Catalina, sin fuerza ya, horrorizada, le miraba, recordando las confidencias que le hiciera en cierta ocasión a propósito de sus disposiciones de ánimo en cuanto bebía una copa de más. De pronto se abalanzó hacia él, y abofeteándole con ambas manos, le gritó indignada.

-¡Cobarde! ¡Cobarde! ¡Cobarde! ¿Ésas son tus valentías? ¿Quieres matarle ahora que ya no puede ni tenerse en pie?

Y volviéndose a su padre y a su madre, y a todos los demás:

-¡Sois unos cobardes! -exclamó-. Matadme a mí también.
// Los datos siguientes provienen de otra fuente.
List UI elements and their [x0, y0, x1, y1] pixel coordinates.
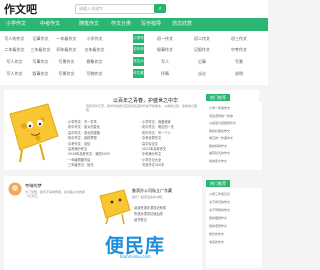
sidebar-list-item[interactable]: 写给老师的一封信: [209, 114, 233, 118]
sidebar-list-item[interactable]: 描写秋天的作文: [209, 151, 230, 155]
sidebar-tab-hot[interactable]: 热门推荐: [206, 94, 230, 101]
grid-link[interactable]: 写人作文: [2, 70, 27, 77]
nav-item-guide[interactable]: 写作指导: [141, 18, 161, 31]
section2-list-item[interactable]: 阅读鲁滨孙漂流记有感: [132, 206, 166, 211]
banner-list-item[interactable]: 初中作文：家乡的变化: [66, 125, 100, 130]
banner-list-item[interactable]: 高中议论文: [140, 142, 158, 147]
nav-item-category[interactable]: 作文分类: [111, 18, 131, 31]
banner-description: 百年风华正茂，新时代的我们应该肩负起时代赋予的使命，以青春之我，建青春之国家。: [86, 104, 198, 112]
grid-link[interactable]: 想象作文: [82, 58, 107, 65]
sidebar-list-item[interactable]: 我的好朋友作文: [209, 129, 230, 133]
grid-link[interactable]: 叙事作文: [148, 46, 182, 53]
grid-link[interactable]: 写事作文: [28, 58, 53, 65]
sidebar-list-item[interactable]: 我的家乡作文: [209, 159, 227, 163]
grid-link[interactable]: 写景: [222, 58, 256, 65]
grid-link[interactable]: 记事作文: [28, 35, 53, 42]
grid-link[interactable]: 说明: [222, 70, 256, 77]
section2-left-title[interactable]: 夸暗的梦: [25, 183, 42, 189]
section2-list-item[interactable]: 读书笔记: [132, 218, 147, 223]
sidebar-list-item[interactable]: 我的老师作文: [209, 224, 227, 228]
sidebar-list-item[interactable]: 难忘的一件事作文: [209, 136, 233, 140]
main-nav: 小学作文 中考作文 随笔作文 作文分类 写作指导 范文欣赏: [0, 18, 268, 31]
section2-list-item[interactable]: 鲁滨孙漂流记读后感: [132, 212, 163, 217]
sidebar-tab-hot-2[interactable]: 热门推荐: [206, 180, 230, 187]
grid-link[interactable]: 四年级作文: [54, 46, 79, 53]
sidebar-list-item[interactable]: 成长的作文: [209, 232, 224, 236]
banner-title[interactable]: 以百年之青春，护盛世之中华: [113, 97, 178, 104]
cheese-mascot-illustration: [9, 103, 59, 163]
avatar-icon: [8, 182, 22, 196]
section2-right-title[interactable]: 鲁滨孙公司私立广东藏: [132, 188, 172, 194]
grid-link[interactable]: 写人: [148, 58, 182, 65]
grid-link[interactable]: 初二作文: [185, 35, 219, 42]
sidebar-list-item[interactable]: 小学三年级日记: [209, 192, 230, 196]
grid-link[interactable]: 初三作文: [222, 35, 256, 42]
grid-link[interactable]: 一年级作文: [54, 35, 79, 42]
banner-list-item[interactable]: 中考优秀作文: [140, 136, 161, 141]
banner-list-item[interactable]: 写景作文300字: [140, 163, 164, 168]
cheese-mascot-small: [99, 189, 131, 225]
banner-list-item[interactable]: 三年级作文：秋天: [66, 163, 94, 168]
banner-list-item[interactable]: 中考满分作文: [140, 152, 161, 157]
section2-left-desc: 为了梦想，我们不停地奔跑，追寻着心中的那一片天空。: [25, 190, 86, 198]
grid-link[interactable]: 写人的作文: [2, 35, 27, 42]
grid-link[interactable]: 写景作文: [54, 70, 79, 77]
search-input[interactable]: 请输入关键字: [75, 4, 156, 14]
banner-list-item[interactable]: 初中作文：难忘的一天: [140, 125, 174, 130]
watermark-domain: bianminku.com: [120, 254, 151, 259]
site-logo[interactable]: 作文吧: [4, 1, 37, 17]
sidebar-list-item[interactable]: 小学一年级作文: [209, 106, 230, 110]
grid-link[interactable]: 记事: [185, 58, 219, 65]
sidebar-list-item[interactable]: 我的妈妈作文: [209, 144, 227, 148]
grid-link[interactable]: 写景作文: [54, 58, 79, 65]
grid-link[interactable]: 中考作文: [222, 46, 256, 53]
grid-link[interactable]: 三年级作文: [28, 46, 53, 53]
sidebar-list-item[interactable]: 关于梦想的作文: [209, 208, 230, 212]
section2-right-desc: 我们一起来读这本书吧。: [132, 195, 166, 199]
grid-link[interactable]: 二年级作文: [2, 46, 27, 53]
nav-item-sample[interactable]: 范文欣赏: [172, 18, 192, 31]
grid-link[interactable]: 记叙作文: [185, 46, 219, 53]
grid-link[interactable]: 抒情: [148, 70, 182, 77]
grid-category-badge[interactable]: 小学作文: [133, 34, 144, 49]
search-icon: ⌕: [158, 5, 162, 12]
grid-category-badge[interactable]: 作文大全: [133, 57, 144, 72]
banner-list-item[interactable]: 初中作文：我的梦想: [66, 136, 97, 141]
grid-link[interactable]: 叙事作文: [28, 70, 53, 77]
nav-item-middle[interactable]: 中考作文: [40, 18, 60, 31]
search-button[interactable]: ⌕: [154, 4, 166, 13]
sidebar-list-item[interactable]: 以感恩为话题的作文: [209, 121, 236, 125]
banner-list-item[interactable]: 中考作文：自信: [66, 142, 90, 147]
grid-link[interactable]: 小学作文: [82, 35, 107, 42]
sidebar-list-item[interactable]: 关于春天的作文: [209, 200, 230, 204]
grid-link[interactable]: 初一作文: [148, 35, 182, 42]
grid-category-badge[interactable]: 初中作文: [133, 45, 144, 60]
grid-link[interactable]: 五年级作文: [82, 46, 107, 53]
grid-link[interactable]: 写人作文: [2, 58, 27, 65]
sidebar-list-item[interactable]: 我的理想作文: [209, 216, 227, 220]
grid-link[interactable]: 写物作文: [82, 70, 107, 77]
grid-category-badge[interactable]: 作文素材: [133, 69, 144, 84]
sidebar-list-item[interactable]: 未来的作文: [209, 240, 224, 244]
nav-item-primary[interactable]: 小学作文: [6, 18, 26, 31]
nav-item-essay[interactable]: 随笔作文: [79, 18, 99, 31]
grid-link[interactable]: 议论: [185, 70, 219, 77]
banner-list-item[interactable]: 2019年高考作文：我的2035: [66, 152, 110, 157]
Si volvéis a tocarle, os escupo a la cara y os salto los ojos. ¡Cobardes!

Y colocándose delante de su querido lo defendía con su cuerpo, olvidando los golpes y los malos tratamientos, olvidando toda la vida de miseria que sufría, sin pensar más que en que le pertenecía, puesto que se había ido con él, y que, por lo tanto, sería vergonzoso permitir que le asesinasen.

Esteban se había puesto pálido al verse abofeteado por la muchacha. Primero, estuvo a punto de estrangularla. Luego, se pasó la mano por la frente; y como si de pronto hubiese rechazado la embriaguez que sufría, dijo a Chaval, en medio del profundo silencio que se produjo:

-Tiene razón; basta ya de ensañamiento. ¡Lárgate de aquí!
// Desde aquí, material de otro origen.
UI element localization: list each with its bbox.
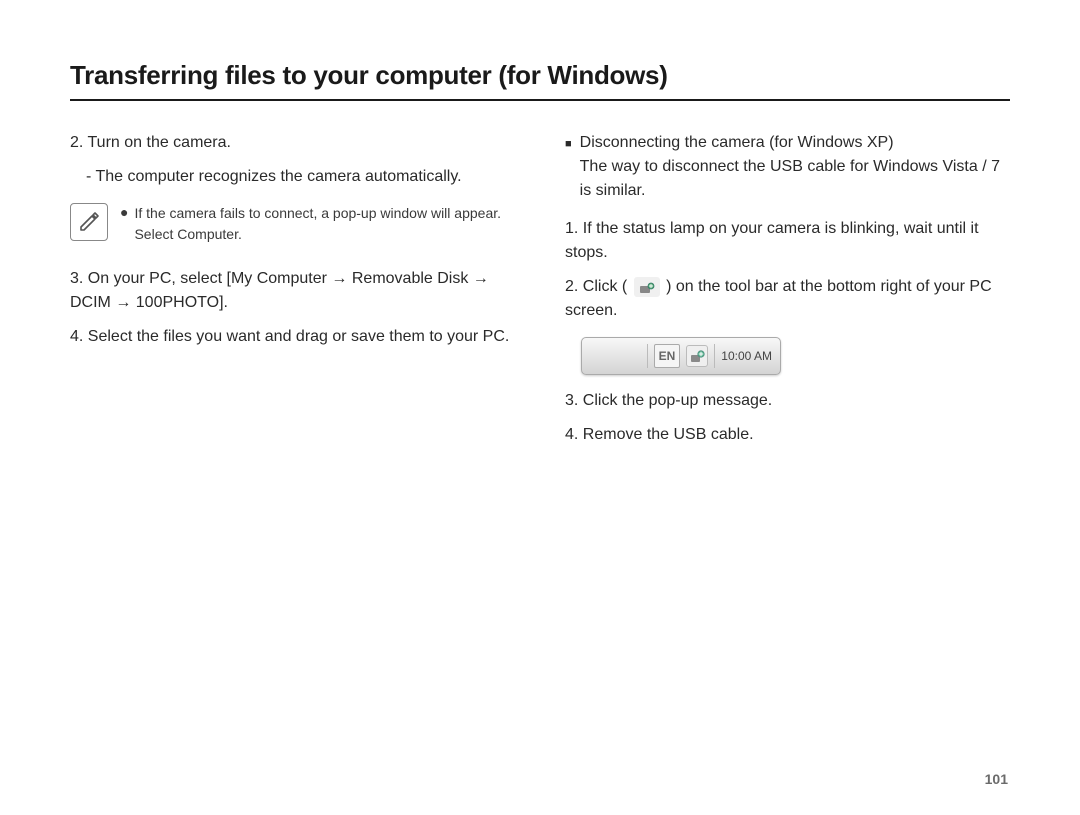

Sin aguardar a que se lo repitieran, Chaval emprendió la huida, y Catalina echó a correr detrás de él. La muchedumbre, conmovida, los vio desaparecer por un recodo del camino. Solamente la mujer de Maheu murmuraba:

-Habéis hecho mal en soltarlo, porque por supuesto cometerá alguna traición.

Pero los huelguistas habían emprendido de nuevo la marcha. Iban a dar las cinco; el sol, de un rojo de fuego, incendiaba toda la llanura; un buhonero que pasaba en aquel instante les dijo que los dragones bajaban por el camino de Crevecoeur.

Entonces se replegaron alrededor de Esteban, el cual hizo circular la orden de encaminarse a Montsou.

-¡A Montsou! -dijeron todos-. ¡A casa del director! ¡Pan, pan, pan!